There's a worrying passage in Dark Reflections on how graduate students think about literature. "Graduate students up to thirty-five Arnold could generally impress with his downright encyclopedic knowledge of the Beats,” Delany tells us, but “the work he actually loved from that era, the rough poems and angular stories of Paul Goodman, even Goodman's dry, dry Empire City and Don Juan, the soaring intellect of his literary, psychological, and educational essays, Orlovitz's Milkbottle-H, the pyrotechnics of Davenport and Gass, Sontag's offhand excellence, the poems of Frank O'Hara, Lorine Niedecker, James Schuyler, Richard Howard, and Mona Van Duyn, these he'd learned he'd best not mention, or he would receive dull stares. To praise them intelligently only called up embarrassed, bland silence – the hostility the ignorant always displayed when faced with knowledge that carried no validating mark of any current trend.”

Joe Quirk and the Evolutionary Psychology of Hang Gliding

Here's an interview I just did with Joe Quirk, novelist, popular science writer, and hang-glider. I still wonder if there isn't some kind of contradiction in being an expert on evolutionary psychology who also hang glides?

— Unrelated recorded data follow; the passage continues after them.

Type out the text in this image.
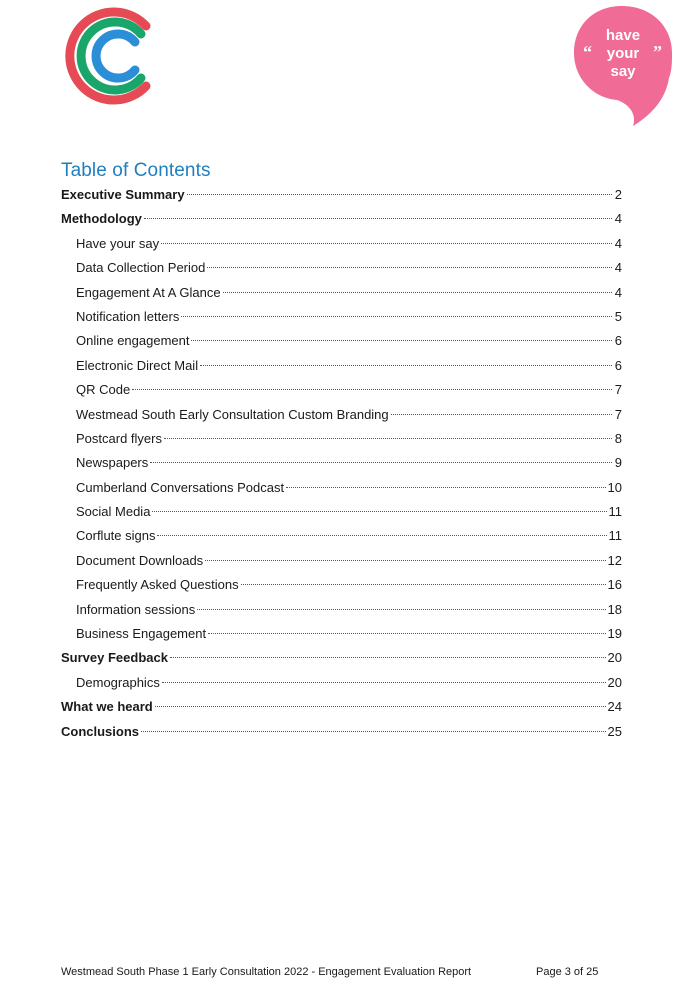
have
your
say
“	”
Table of Contents
Executive Summary	2
Methodology	4
Have your say	4
Data Collection Period	4
Engagement At A Glance	4
Notification letters	5
Online engagement	6
Electronic Direct Mail	6
QR Code	7
Westmead South Early Consultation Custom Branding	7
Postcard flyers	8
Newspapers	9
Cumberland Conversations Podcast	10
Social Media	11
Corflute signs	11
Document Downloads	12
Frequently Asked Questions	16
Information sessions	18
Business Engagement	19
Survey Feedback	20
Demographics	20
What we heard	24
Conclusions	25
Westmead South Phase 1 Early Consultation 2022 - Engagement Evaluation Report	Page 3 of 25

In his nonfiction, Quirk tells you everything you need to know about sex, in punchy style, e.g.

"Let's define love biologically: love is when your genes kick your ass.”

In his novel Exult, Quirk does for hang gliding what Hemingway did for bullfighting or Saint-Exupéry for early aviation. For the duration of this book, Quirk will convince you that hang gliding is the only subject vital and intense enough for literary fiction. Exult is also about the difference between men and women, and full of such painful flashes of insight as the following:

"She didn't mention the sex. All she mentioned was the listening. Why can't I remember what she said?”

Exult will soon be out in paperback and is already available as an e-book, which increasingly seems to be the distribution mode of choice this summer...

Electric Literature no. 1 (Summer 2009)

I just read the first issue of Electric Literature, a periodical containing five great pieces of new writing.

There's a Jim Shepard story about Swiss avalanche researchers in the 1930s -- it already sounds like a Jim Shepard story, doesn't it? A convoluted, self-doubting account of hopeless endeavor, humorous yet devastating in Shepard's best manner.

There's one from Diana Wagman, about a one-breasted woman, that will leave you uncertain whether to laugh or cry.

T. Cooper contributes a furious, touching story about jealousy.

There's an excerpt -- a history of the relationship between two brothers -- from Michael Cunningham's novel-in-progress Olympia, which judging from this excerpt may well prove to be a masterpiece.

And a brilliant Lydia Millet story that gets inside the heart of an über-professional dogwalker.

Not only is this state-of-the-art fiction, but the editors have really thought through the question of distribution -- you have the choice of acquiring this magazine in the form of an e-book, or on your iPhone, or as a print-on-demand paperback. Electric Literature will make you freshly optimistic about the future of the literary magazine.